Databricks Unified Analytics Platform, from the original creators of Apache Spark™, unifies data science and engineering across the Machine Learning lifecycle from data preparation, to experimentation and deployment of ML applications. Come get an idea of what spark is about and how you can leverage big data and AI to build machine learning products with Holly Smith from databricks. We also have Maša talking about how she is using spark at HSBC for her data science internship.
TALKS
7.00 - 7.30 pm Machine Learning in Finance
Speaker: Maša Vujović
Talk: My core interest is at the intersection of how humans and machines learn. I am currently writing up my PhD thesis on the computational mechanisms of human language learning at UCL, and I am doing a Data Science and Engineering internship at HSBC, where my team and I are using big data and machine learning to understand client behaviour.
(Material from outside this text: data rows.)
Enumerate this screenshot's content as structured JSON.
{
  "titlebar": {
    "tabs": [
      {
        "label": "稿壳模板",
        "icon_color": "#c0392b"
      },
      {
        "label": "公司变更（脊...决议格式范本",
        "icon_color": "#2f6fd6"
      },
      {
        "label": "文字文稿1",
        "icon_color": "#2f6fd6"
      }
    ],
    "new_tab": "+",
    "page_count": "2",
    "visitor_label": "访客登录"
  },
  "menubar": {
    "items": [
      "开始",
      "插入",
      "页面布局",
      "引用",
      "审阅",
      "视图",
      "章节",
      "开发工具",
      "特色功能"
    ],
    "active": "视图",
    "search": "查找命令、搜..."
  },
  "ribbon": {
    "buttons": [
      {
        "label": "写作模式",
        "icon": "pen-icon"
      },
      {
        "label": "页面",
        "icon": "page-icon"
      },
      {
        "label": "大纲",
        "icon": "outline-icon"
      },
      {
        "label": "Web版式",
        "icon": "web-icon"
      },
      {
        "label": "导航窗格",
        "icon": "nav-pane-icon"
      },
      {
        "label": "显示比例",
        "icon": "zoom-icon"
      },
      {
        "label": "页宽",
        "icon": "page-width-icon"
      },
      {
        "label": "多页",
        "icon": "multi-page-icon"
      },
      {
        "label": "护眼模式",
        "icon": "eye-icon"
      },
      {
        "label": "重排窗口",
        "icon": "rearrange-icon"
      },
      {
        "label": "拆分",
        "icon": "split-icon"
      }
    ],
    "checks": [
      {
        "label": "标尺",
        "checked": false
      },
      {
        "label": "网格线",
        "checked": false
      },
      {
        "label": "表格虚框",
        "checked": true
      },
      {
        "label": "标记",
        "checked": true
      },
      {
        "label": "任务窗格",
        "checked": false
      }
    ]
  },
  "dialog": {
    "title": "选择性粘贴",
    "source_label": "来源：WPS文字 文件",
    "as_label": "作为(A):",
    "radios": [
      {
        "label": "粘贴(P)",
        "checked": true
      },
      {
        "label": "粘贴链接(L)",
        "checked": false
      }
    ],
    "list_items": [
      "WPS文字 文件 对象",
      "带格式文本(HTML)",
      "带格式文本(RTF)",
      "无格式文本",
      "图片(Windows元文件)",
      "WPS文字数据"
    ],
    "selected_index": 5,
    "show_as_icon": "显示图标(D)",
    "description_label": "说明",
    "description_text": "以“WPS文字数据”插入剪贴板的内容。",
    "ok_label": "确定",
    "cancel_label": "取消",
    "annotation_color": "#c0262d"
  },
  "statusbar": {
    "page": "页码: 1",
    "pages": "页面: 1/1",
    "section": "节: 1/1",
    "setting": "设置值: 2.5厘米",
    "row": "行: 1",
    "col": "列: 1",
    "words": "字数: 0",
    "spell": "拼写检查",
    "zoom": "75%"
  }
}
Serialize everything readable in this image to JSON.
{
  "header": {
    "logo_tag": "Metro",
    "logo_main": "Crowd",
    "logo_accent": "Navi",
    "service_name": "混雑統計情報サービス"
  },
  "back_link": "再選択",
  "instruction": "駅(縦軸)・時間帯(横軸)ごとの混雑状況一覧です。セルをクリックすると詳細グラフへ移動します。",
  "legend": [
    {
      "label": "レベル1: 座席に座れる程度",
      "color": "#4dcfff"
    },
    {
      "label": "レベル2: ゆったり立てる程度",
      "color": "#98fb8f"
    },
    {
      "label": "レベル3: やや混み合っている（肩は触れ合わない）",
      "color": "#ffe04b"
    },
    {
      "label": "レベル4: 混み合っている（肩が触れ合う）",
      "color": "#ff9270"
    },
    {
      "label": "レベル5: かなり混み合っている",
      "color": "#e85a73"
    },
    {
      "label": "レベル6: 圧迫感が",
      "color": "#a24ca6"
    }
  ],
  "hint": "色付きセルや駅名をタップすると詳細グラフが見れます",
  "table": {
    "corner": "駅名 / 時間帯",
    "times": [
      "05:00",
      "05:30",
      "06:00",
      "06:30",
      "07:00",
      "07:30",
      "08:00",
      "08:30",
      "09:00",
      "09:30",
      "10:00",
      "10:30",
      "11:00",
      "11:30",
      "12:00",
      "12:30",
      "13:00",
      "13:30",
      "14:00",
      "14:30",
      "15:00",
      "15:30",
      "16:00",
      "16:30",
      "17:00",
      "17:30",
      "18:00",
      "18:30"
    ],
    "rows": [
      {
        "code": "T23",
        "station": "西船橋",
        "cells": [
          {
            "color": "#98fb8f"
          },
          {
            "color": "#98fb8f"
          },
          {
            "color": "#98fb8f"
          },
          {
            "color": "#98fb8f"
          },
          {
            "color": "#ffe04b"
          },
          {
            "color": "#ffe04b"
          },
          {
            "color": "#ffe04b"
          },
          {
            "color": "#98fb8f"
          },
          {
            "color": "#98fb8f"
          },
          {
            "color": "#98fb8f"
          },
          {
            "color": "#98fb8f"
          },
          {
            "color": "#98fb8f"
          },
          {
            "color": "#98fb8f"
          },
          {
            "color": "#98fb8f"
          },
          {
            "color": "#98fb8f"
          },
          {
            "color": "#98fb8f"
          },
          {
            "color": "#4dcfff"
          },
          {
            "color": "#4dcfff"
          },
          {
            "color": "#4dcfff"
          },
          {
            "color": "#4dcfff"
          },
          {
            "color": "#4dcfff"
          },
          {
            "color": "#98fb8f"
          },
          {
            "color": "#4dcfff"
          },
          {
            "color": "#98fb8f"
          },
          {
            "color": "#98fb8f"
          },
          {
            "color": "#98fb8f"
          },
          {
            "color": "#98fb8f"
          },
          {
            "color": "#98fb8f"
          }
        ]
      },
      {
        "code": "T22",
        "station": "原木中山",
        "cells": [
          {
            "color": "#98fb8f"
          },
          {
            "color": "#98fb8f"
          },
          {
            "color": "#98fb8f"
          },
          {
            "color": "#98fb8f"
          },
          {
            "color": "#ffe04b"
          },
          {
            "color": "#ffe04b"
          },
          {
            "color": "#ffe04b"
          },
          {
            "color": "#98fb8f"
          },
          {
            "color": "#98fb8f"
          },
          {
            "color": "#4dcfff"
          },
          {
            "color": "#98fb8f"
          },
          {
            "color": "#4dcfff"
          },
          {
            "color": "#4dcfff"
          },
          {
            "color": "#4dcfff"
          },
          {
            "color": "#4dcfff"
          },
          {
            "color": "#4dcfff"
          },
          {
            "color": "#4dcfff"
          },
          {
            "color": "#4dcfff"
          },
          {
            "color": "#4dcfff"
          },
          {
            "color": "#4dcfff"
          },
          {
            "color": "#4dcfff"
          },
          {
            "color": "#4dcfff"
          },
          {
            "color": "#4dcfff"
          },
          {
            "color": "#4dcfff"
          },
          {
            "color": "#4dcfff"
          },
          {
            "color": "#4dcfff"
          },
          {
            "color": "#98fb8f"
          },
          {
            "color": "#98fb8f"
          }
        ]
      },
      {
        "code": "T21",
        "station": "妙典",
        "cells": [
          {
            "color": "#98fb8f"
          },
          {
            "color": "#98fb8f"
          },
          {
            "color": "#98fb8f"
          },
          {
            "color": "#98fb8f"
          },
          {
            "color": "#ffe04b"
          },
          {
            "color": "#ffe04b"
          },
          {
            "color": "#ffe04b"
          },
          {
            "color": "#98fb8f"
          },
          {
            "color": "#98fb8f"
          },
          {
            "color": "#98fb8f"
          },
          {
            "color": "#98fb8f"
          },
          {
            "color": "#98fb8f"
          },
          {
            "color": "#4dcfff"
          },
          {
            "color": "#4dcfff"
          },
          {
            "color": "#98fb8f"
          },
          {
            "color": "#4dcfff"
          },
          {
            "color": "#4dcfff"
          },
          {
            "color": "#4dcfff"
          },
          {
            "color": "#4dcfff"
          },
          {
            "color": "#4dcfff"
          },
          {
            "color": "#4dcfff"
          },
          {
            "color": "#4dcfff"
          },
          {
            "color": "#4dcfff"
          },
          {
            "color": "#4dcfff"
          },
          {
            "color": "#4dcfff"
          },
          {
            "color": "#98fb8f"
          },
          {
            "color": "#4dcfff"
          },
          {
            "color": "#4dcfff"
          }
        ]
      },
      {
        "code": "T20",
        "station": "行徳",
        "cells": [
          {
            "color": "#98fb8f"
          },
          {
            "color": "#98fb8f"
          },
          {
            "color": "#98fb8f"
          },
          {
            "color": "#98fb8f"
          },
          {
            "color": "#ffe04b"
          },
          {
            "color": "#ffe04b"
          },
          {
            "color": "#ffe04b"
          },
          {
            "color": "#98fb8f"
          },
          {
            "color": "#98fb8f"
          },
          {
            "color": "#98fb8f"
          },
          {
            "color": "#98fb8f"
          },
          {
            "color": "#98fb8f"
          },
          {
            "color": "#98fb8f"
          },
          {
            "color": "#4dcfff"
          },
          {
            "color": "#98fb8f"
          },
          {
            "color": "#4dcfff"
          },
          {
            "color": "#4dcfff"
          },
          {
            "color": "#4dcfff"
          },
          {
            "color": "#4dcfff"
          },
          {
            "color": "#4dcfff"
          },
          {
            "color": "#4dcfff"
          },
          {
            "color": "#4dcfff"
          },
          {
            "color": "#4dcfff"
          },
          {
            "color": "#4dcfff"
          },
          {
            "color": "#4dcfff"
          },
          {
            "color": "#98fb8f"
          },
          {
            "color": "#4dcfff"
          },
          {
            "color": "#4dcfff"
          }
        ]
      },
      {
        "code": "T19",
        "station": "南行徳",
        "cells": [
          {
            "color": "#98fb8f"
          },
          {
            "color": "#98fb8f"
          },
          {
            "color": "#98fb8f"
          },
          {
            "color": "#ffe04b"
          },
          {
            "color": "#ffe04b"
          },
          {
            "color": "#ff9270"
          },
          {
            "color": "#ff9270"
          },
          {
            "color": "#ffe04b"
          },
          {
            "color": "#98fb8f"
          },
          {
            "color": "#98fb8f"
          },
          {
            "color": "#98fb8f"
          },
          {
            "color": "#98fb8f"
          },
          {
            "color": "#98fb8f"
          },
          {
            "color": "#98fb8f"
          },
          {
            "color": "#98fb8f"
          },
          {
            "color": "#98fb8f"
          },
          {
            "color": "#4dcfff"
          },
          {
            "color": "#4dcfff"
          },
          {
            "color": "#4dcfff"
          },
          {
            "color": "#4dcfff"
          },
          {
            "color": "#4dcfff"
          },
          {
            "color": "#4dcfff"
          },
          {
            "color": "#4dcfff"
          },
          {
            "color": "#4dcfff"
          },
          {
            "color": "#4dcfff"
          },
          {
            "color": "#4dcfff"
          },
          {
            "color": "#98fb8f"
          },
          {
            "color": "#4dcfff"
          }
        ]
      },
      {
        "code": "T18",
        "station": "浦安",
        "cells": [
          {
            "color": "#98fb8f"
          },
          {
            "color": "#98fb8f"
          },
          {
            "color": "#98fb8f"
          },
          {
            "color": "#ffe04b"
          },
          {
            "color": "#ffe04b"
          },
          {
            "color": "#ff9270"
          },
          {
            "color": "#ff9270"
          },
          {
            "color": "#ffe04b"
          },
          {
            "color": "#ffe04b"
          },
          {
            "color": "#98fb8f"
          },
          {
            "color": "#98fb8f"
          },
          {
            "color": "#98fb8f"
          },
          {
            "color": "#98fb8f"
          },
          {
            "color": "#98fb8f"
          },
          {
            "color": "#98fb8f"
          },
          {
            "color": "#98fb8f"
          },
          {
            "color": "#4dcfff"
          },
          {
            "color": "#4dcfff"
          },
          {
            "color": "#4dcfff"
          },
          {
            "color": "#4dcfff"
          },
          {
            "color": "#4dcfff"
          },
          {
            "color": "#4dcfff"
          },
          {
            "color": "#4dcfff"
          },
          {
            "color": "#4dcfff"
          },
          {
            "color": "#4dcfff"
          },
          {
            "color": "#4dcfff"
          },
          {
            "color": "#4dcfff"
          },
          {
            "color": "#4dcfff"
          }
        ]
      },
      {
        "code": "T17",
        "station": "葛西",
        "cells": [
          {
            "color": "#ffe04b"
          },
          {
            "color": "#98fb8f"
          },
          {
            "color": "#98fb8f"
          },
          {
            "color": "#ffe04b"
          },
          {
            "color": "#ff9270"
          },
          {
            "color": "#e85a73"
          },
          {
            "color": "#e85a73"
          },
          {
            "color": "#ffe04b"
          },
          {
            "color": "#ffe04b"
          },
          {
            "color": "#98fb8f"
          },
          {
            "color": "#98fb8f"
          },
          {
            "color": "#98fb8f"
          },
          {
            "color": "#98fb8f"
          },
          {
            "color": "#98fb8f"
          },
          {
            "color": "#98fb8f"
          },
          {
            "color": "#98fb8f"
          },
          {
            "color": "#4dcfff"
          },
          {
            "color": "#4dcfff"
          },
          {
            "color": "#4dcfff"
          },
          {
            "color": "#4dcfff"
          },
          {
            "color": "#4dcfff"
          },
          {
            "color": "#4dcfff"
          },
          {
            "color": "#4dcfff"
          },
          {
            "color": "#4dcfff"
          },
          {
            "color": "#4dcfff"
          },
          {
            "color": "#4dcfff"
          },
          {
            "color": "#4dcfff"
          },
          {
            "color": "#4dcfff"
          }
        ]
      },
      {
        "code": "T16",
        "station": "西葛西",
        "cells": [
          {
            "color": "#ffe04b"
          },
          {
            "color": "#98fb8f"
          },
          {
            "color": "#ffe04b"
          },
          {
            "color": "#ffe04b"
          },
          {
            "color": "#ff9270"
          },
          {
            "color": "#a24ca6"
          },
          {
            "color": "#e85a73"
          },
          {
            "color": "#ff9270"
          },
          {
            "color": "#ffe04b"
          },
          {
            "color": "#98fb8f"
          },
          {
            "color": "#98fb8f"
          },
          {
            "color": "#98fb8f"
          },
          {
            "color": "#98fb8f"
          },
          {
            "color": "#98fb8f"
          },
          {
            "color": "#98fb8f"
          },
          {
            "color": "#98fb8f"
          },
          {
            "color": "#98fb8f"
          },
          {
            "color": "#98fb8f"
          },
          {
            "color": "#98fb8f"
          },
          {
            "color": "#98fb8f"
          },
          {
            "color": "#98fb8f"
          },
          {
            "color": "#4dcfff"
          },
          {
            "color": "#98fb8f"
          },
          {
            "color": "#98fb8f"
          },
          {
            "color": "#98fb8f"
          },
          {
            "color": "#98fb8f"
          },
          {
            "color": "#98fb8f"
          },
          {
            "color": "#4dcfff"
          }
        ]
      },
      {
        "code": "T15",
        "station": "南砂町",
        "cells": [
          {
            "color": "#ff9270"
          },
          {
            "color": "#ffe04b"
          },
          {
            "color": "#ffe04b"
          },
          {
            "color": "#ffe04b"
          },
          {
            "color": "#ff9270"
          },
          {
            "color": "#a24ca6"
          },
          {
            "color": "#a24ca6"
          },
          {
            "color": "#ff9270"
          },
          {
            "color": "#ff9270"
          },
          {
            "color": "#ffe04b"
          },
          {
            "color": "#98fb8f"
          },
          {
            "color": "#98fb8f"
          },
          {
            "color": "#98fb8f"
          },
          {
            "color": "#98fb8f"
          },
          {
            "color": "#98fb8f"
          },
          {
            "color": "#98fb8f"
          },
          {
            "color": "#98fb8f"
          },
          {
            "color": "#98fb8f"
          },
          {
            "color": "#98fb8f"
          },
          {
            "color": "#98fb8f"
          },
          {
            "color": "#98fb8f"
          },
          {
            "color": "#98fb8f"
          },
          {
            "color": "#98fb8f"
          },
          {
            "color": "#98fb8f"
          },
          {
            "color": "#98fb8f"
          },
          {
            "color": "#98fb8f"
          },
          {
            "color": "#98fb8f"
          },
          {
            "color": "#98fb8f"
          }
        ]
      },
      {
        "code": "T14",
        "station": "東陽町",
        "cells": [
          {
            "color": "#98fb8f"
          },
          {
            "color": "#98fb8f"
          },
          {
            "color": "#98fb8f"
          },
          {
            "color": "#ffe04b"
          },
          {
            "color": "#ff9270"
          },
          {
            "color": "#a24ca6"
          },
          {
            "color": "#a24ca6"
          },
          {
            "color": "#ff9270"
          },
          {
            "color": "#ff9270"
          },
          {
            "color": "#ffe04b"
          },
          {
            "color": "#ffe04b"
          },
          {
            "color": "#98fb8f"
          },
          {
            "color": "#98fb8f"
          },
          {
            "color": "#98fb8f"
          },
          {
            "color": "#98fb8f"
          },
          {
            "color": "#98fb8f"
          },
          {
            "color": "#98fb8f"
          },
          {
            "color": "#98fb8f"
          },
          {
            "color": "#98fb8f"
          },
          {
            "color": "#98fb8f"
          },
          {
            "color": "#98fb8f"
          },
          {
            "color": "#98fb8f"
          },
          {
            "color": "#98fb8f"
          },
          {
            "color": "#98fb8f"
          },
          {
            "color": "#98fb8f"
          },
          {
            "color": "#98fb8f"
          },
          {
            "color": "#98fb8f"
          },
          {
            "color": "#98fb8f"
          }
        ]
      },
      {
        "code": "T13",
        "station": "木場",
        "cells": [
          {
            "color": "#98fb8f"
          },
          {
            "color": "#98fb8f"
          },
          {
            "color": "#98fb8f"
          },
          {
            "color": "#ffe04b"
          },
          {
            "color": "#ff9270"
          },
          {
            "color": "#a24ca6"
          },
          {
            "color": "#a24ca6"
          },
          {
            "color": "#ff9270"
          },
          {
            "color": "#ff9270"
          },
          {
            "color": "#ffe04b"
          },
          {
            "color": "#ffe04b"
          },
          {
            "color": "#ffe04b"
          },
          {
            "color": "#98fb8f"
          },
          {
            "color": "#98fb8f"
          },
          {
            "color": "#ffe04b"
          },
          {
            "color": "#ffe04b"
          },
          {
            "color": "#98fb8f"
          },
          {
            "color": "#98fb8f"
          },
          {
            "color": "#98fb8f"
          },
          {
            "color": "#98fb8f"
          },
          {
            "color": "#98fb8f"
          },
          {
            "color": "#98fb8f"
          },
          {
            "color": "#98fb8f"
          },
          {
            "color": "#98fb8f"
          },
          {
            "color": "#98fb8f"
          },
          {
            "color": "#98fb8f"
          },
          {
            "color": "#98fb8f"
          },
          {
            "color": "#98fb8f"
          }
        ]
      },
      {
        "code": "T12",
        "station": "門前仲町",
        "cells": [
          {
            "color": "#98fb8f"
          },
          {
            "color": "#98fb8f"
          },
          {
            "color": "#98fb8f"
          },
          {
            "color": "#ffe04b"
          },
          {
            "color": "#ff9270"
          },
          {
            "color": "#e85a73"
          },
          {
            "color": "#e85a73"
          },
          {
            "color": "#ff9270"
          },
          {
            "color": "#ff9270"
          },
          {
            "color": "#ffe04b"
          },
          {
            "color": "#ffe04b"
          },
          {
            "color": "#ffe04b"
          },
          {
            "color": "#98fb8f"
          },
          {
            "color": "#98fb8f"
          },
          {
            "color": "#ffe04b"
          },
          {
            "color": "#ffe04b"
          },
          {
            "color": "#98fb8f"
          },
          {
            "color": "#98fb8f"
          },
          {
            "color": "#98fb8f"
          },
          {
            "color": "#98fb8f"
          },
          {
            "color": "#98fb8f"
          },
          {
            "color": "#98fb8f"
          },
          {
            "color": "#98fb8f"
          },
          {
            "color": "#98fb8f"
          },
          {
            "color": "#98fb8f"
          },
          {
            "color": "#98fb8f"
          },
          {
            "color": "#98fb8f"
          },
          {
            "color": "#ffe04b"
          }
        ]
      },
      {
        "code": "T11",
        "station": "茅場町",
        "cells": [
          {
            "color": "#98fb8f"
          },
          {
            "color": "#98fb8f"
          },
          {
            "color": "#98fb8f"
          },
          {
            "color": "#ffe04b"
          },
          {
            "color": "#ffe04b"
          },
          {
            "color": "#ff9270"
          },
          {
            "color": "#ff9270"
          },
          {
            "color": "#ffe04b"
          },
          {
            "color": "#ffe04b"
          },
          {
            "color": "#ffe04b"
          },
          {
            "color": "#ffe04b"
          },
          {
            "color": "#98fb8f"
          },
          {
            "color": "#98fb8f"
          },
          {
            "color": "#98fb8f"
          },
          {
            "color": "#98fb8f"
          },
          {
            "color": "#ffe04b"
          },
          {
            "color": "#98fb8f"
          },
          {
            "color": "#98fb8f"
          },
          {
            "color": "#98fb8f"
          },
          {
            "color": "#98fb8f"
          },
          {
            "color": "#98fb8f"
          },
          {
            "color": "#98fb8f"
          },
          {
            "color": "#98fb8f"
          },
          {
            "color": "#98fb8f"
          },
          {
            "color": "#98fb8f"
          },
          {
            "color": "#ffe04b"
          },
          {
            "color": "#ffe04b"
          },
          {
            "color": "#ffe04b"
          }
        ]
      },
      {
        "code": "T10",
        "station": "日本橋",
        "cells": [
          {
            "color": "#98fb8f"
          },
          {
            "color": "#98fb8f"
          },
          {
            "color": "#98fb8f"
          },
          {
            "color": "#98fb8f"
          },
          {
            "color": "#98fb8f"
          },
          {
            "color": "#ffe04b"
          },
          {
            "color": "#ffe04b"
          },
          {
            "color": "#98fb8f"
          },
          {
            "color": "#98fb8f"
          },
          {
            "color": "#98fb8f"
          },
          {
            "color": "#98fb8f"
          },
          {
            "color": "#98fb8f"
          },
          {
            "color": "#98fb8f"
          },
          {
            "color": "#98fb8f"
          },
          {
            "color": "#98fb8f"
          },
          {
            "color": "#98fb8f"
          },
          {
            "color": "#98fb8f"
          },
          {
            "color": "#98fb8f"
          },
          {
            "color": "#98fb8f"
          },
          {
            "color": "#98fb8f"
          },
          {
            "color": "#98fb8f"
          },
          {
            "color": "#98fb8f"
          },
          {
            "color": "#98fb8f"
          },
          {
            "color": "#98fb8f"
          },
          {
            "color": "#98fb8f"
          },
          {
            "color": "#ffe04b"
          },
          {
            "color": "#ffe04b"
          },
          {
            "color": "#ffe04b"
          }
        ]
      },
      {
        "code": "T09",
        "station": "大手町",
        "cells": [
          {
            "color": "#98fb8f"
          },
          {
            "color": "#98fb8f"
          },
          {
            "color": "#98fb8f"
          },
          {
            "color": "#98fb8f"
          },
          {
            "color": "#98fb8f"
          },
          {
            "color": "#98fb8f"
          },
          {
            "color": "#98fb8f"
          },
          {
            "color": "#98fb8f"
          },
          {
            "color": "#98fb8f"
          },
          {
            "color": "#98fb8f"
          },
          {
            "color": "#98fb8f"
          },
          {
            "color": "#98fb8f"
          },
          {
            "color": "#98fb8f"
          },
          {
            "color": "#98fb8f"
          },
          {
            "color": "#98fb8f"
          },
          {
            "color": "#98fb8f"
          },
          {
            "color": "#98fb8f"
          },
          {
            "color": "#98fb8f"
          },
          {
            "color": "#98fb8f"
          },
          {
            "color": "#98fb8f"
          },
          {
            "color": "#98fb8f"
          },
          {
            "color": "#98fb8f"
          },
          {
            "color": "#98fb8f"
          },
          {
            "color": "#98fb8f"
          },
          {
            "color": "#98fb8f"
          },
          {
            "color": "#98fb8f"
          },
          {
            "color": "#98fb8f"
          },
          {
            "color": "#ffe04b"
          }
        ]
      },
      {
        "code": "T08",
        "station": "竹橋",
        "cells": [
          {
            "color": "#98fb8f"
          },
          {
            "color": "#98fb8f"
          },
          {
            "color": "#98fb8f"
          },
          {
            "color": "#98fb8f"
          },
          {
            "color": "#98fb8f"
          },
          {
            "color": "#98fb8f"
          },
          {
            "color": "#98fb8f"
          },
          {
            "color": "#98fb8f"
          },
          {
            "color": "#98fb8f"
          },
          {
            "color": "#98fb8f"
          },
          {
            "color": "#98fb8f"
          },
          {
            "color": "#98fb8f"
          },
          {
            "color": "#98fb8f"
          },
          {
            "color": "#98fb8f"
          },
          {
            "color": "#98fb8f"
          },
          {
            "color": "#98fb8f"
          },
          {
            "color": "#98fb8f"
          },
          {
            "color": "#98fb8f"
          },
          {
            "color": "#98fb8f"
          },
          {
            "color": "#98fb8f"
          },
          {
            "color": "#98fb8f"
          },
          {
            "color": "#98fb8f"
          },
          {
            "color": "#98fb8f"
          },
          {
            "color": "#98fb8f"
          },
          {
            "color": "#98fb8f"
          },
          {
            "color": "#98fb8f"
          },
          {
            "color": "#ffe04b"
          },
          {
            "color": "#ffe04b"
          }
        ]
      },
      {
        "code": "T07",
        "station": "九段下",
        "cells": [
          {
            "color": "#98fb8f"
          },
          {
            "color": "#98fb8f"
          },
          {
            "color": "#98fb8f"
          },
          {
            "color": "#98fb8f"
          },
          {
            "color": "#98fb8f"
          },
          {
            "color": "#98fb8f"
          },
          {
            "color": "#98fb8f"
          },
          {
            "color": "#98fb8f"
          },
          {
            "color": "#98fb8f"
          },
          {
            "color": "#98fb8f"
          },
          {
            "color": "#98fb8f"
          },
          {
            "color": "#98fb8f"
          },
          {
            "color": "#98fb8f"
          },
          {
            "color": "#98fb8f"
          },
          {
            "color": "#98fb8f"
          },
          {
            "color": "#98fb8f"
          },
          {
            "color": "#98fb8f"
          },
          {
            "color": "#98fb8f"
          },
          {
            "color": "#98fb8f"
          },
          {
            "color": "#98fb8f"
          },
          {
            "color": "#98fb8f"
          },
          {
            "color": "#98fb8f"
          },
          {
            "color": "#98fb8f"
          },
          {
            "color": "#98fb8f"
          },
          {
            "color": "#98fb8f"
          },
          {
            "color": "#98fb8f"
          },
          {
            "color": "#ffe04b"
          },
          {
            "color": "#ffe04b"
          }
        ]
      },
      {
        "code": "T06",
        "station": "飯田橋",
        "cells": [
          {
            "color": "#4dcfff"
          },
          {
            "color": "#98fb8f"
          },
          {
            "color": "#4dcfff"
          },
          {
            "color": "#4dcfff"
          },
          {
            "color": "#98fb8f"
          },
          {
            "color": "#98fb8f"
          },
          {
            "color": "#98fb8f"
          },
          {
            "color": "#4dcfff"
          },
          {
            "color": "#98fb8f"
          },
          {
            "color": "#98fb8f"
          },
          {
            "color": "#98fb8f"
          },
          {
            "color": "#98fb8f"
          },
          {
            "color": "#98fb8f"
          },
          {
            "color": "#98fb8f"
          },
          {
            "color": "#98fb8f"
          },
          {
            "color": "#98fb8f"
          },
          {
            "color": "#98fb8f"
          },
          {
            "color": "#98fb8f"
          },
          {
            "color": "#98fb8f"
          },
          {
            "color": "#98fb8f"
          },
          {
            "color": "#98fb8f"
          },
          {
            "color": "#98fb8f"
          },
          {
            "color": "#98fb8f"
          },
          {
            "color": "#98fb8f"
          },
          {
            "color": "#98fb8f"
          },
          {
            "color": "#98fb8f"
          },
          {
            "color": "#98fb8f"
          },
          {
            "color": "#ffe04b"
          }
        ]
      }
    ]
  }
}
We use spark/hadoop to comb through millions of data points and develop insights to help transform business problems in finance to intelligent ai powered data products.
7.45 - 8.30 pm Lessons from the field
Speaker: Holly Smith, Customer Success Engineer, Databricks
Talk: Here at Databricks we have combined expertise of literally hundreds of years. Over this time we've accumulated a wealth of experience of what to do, but more importantly ...what not to do. A terrifying 85% of data science project fail, and our perspective means we see the whole spectrum. This talk will take you through a variety of stumbling points seen in data science projects, from the pitfalls of one hot encoding and Bayes theory to the big picture decisions about remediating model drift and making sure your model is used in the right way.